Isabella se miró al espejo. El color lavanda suave le daba a su piel un brillo nacarado. Su cabello, esta vez suelto, le caía en ondas sobre los hombros. Estaba nerviosa, aunque no sabía por qué.
Quizás era por la forma en que Rowan la había tocado esa mañana.
No con las manos, sino con la voz. Con los ojos. Con la manera exacta en que su presencia empezaba a llenar las habitaciones.

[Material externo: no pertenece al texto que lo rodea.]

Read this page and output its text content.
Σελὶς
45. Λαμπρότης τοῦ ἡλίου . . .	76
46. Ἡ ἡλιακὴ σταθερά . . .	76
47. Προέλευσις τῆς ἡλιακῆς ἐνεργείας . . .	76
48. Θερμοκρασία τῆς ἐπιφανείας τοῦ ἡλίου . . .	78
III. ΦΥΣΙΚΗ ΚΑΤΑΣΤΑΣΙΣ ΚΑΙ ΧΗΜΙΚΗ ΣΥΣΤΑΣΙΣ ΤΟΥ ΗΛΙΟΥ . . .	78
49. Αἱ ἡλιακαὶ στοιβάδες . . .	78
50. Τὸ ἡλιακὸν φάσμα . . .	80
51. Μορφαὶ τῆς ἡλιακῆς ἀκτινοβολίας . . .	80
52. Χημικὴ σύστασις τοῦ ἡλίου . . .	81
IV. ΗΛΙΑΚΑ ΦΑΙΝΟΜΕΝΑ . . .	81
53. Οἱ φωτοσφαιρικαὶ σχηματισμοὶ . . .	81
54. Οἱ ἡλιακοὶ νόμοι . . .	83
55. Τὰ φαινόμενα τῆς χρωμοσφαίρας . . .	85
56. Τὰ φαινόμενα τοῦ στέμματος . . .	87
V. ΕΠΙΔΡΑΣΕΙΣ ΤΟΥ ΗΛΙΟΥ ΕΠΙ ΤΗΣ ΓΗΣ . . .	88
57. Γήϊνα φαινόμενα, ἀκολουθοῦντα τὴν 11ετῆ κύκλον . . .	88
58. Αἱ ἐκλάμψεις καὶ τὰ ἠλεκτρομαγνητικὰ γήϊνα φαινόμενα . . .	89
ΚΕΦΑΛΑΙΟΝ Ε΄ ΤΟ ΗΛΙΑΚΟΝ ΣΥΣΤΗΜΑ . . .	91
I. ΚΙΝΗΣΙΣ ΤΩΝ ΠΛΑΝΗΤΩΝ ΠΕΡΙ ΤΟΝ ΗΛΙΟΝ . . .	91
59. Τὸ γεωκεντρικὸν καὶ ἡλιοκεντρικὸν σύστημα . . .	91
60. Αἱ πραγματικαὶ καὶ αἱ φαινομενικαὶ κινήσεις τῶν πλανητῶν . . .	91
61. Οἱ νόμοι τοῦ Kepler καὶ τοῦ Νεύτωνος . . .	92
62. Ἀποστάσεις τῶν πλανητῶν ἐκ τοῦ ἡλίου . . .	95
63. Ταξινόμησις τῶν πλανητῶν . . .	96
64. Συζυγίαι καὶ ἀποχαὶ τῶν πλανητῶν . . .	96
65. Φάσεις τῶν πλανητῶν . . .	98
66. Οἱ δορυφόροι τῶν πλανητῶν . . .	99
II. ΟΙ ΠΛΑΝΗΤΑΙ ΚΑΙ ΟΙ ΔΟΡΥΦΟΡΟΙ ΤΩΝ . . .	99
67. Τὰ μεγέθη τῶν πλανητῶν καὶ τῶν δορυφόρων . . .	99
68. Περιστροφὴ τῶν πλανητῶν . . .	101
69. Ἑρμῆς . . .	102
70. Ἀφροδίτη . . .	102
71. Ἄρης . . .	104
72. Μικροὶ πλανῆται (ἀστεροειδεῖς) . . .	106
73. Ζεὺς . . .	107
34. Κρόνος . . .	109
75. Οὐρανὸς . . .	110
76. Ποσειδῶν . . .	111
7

El paseo hacia el jardín fue silencioso.
Dos sirvientes se habían ofrecido a acompañarlos, pero Rowan los rechazó con un gesto suave. Caminaban uno al lado del otro por el sendero de grava blanca, bajo un cielo despejado y azul. Los árboles, altos y antiguos, formaban un dosel por momentos, y la sombra fresca les acariciaba los rostros entre ráfagas de luz.
- ¿Has notado cómo suena el campo cuando uno no habla? - preguntó él, después de un rato.
Isabella inclinó la cabeza.
- No creo haberlo escuchado así antes.
- Justo. - respondió Rowan - Porque nadie nos enseña a oír el silencio. Solo el ruido.
La joven no respondió, pero empezó a notar las cosas. El susurro del viento entre las hojas. El zumbido de una abeja. El chasquido leve de las piedras bajo sus zapatos. Todo tenía un ritmo. Un pulso.
- Mi madre solía decir que los jardines son la única parte de una casa donde uno puede respirar sus pensamientos. - añadió él, sin mirarla - En las habitaciones, todo es estructura. Expectativa. Pero aquí, si uno quiere llorar, reír o quedarse mudo… nadie lo juzga.
Isabella lo miró de reojo. Su tono era más íntimo de lo usual. Casi nostálgico. Como si compartiera algo velado, algo que aún no nombraba.
Y entonces, doblaron el último seto.
El jardín de lavanda se abría como un océano púrpura ante ellos.
Filas y filas de plantas en flor extendidas hasta el límite de una pequeña colina. El aroma era embriagador, cálido, dulce y terroso a la vez. No era solo perfume: era presencia. Una que llenaba los pulmones y desarmaba cualquier pensamiento estructurado.
Isabella se detuvo un instante, maravillada.
- No sabía que esto estaba aquí. - dijo - Es hermoso.
- Nadie lo sabe, salvo la familia y dos jardineros. Es un sitio privado. - explicó Rowan - No está en los mapas de la propiedad.
- ¿Por qué?
Rowan se encogió de hombros.
- Porque algunas cosas no deben compartirse. Solo descubrirse.
Sus palabras le provocaron un estremecimiento.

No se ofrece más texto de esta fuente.